March 10, 2010
Where’s the Off Button?
When Racing Thoughts Affect Your Sleep
Make Amy’s school play costume. Call the plumber. Return that ugly sweat from Aunt Margie. Did I ever send that e-mail to my coworker? Did I lock the front door?
After running around all day, you’d think that it would take mere seconds for our minds to revel in the quiet of the evening hours, nestled in our beds like bugs in a rug. Instead of unplugging and letting you rest, though, your brain keeps chugging along like it’s time to take the SATs.
With our overbooked and overextended lives these days, it’s getting harder and harder to keep our sleep time the sacred part of the day that it deserves to be.
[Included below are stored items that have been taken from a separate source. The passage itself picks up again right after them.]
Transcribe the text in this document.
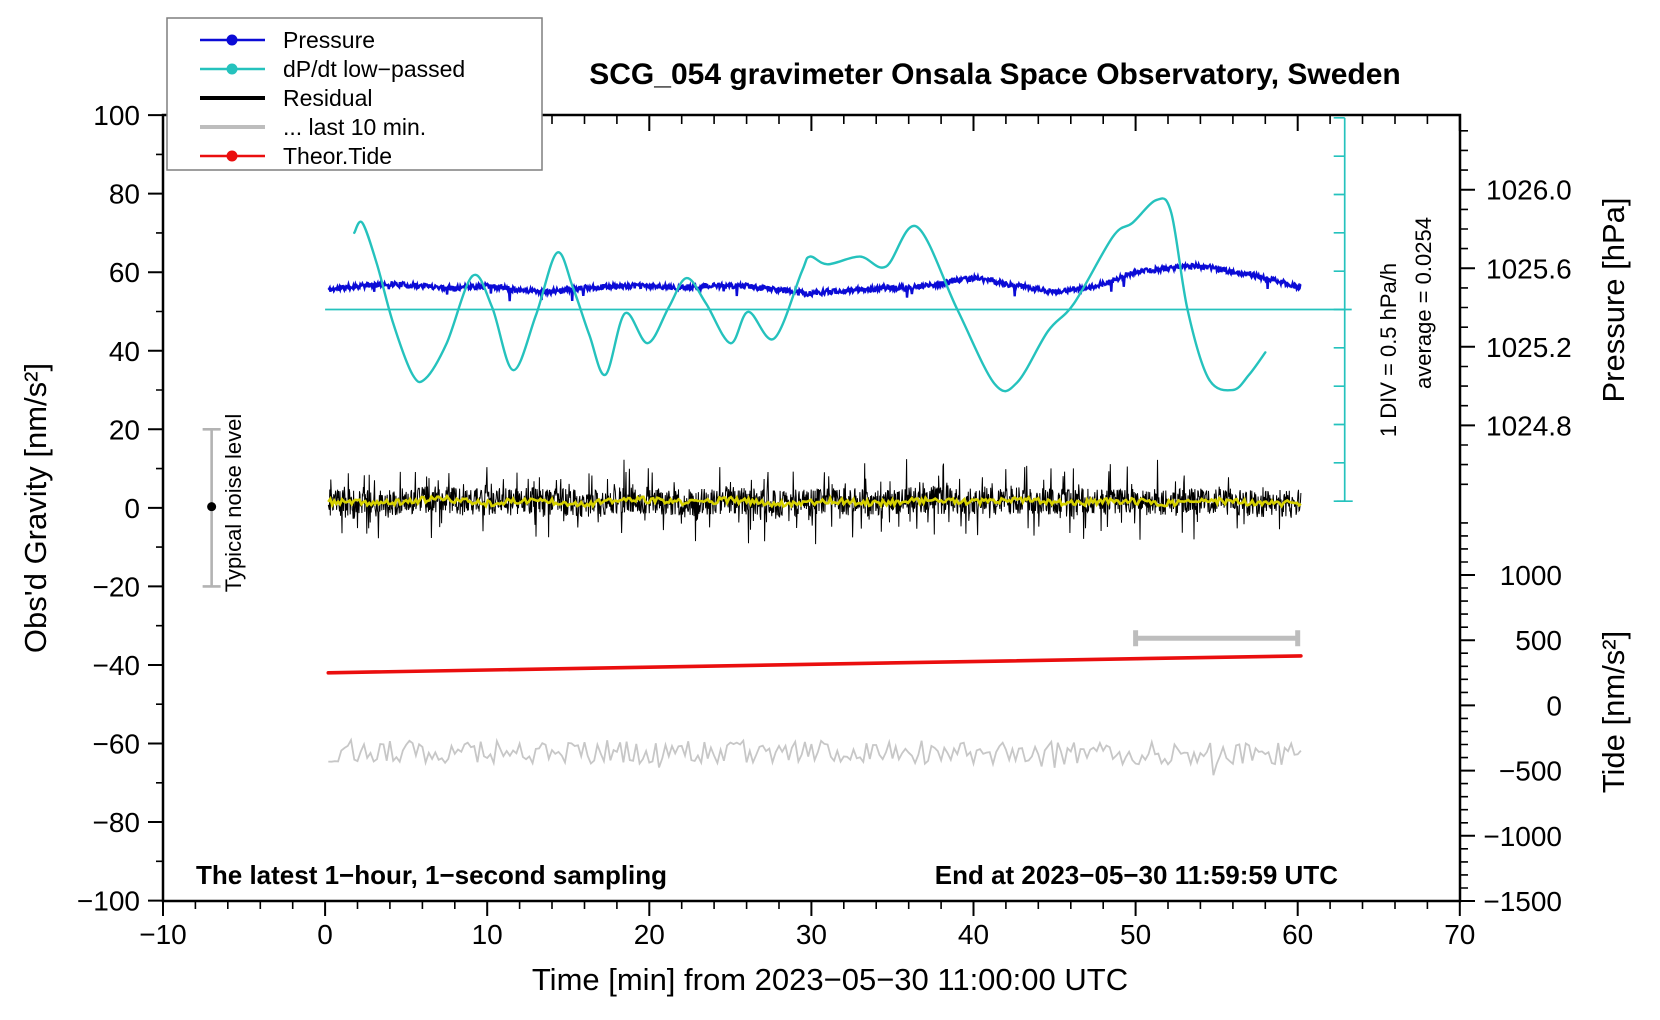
−10	0	10	20	30	40	50	60	70
−100
−80
−60
−40
−20
0
20
40
60
80
100
1024.8
1025.2
1025.6
1026.0
−1500
−1000
−500
0
500
1000
SCG_054 gravimeter Onsala Space Observatory, Sweden
Time [min] from 2023−05−30 11:00:00 UTC
Obs'd Gravity [nm/s²]
Pressure [hPa]
Tide [nm/s²]
1 DIV = 0.5 hPa/h average = 0.0254
Typical noise level
The latest 1−hour, 1−second sampling	End at 2023−05−30 11:59:59 UTC
Pressure
dP/dt low−passed
Residual
... last 10 min.
Theor.Tide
We don’t take the time to separate our days from our nights, instead expecting turbo-speed thinking to come to a screeching halt when we decide to hit the pillow.
While lack of quality sleep can have a host of health effects, as we regularly discuss on this site, let’s face it – the most obvious effect it can have is leaving us feeling like Oscar the Grouch on a lunchtime line at the DMV.
The difficult part of all of this is that lying in bed with thoughts-a-flowing can only breed frustration that you can’t fall asleep, perpetuating a cycle of alertness.
You can try warm milk, or even counting sheep. But if you’d like to give more research-backed tactics for getting your brain to wind down a go, try these techniques:
Guided Imagery
Set aside 15 minutes before bedtime for this relaxation method, which demands that you switch your thoughts over to imaging yourself in a soothing environment – sites, sounds, feeling. You can even do this from bed.
How to Practice Guided Imagery
Deep Breathing
Learning how to breathe sounds pretty funny. We’re all pretty much experts in that. But deep breathing involves some specific steps – ones that calm you, body and mind.
Three Breathing Exercises (from renowned expert, Dr. Andrew Weil, MD)
Instead of staring at the clock ticking closer and closer to 2 in the morning, do your best to truly make getting a good night’s rest mind over matter.